Por Hilario Ramirez
Las personas se despiertan afanadas en construir sendas que les guíen hacia un destino de oportunidades bien remuneradas, a fin de financiar su caprichoso estilo de vida y echar a sus hijos por caminos de bienestar.
Esas mismas personas no se detienen un minuto de su ansioso andar, en observación sobre los manipuladores del sistema económico y político de la nación.
En nuestra lengua costumbrista, existe la frase popular que reza lo siguiente:
Por mucho que arran el cochero, la noche le ha de sorprender.
No importa el tamaño de tus sueños si no te detiene un poco a estudiar al entramado de manipuladores del sistema.
Los malabaristas políticos confabulados con los empresarios del dinero mal habido, interactúan métodos estratégicos para moldear el cerebro de los pobladores, igual como lo hacen los alfareros cada vez que dan vida a un objeto de barro.
Hacen del cerebro de una colectividad, sentirse convencido de que un discurso recomendado por emisarios de una organización política, es la idónea para que cada familia consiga el sueño perseguido a favor de sus hijos.

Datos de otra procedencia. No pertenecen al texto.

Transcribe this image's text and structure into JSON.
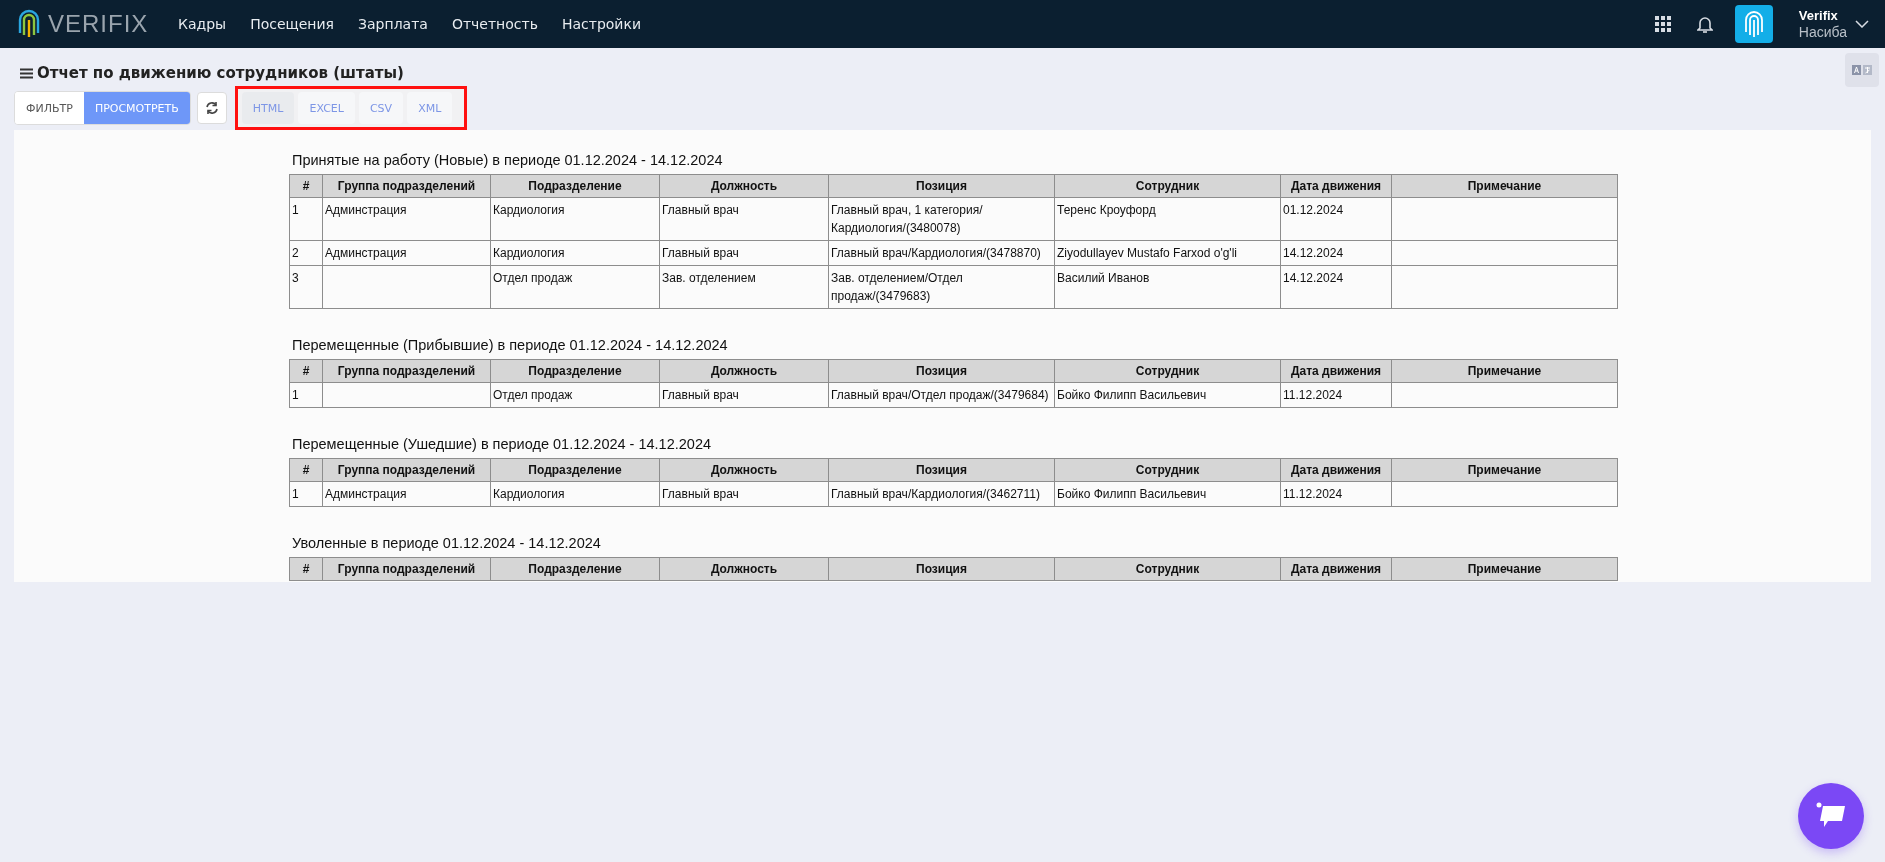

Los políticos y oligarcas con su control mercantil, hacen ingentes esfuerzos de marketing en colocar mediáticos temas de agrado al oído de una gran masa de personas afectadas de ansiedad económica.
La inmensa población vive sueños de barro, por su ingenua fe en grupúsculos corruptos quienes a maneras de suplantar la identidad de aquellos que en realidad sudan la gota gorda, los ponen a pensar y hablar disparates redactados y publicados por ese entramado alfarero.
A muchas personas les interesa sentirse económicamente realizadas, no en imponer sus conocimientos ni convencidos bajo garantía de valores ni apegados a su criterio, sino en vivir del mínimo esfuerzo a través de lo que un grupito piensa para que ellos repitan como papagayo. 🦜
Si permites que delincuentes perfumados y encorbatados, bajen de autos lujosos a sabiendas de que son alquilado, a obligarte poner a su Merce tu desnutrido cerebro, ni en sueños podrás alcanzar la plata para financiar la calidad de vida que tus pestañas parpadean en su estado de ansiedad pretendida para tus hijos.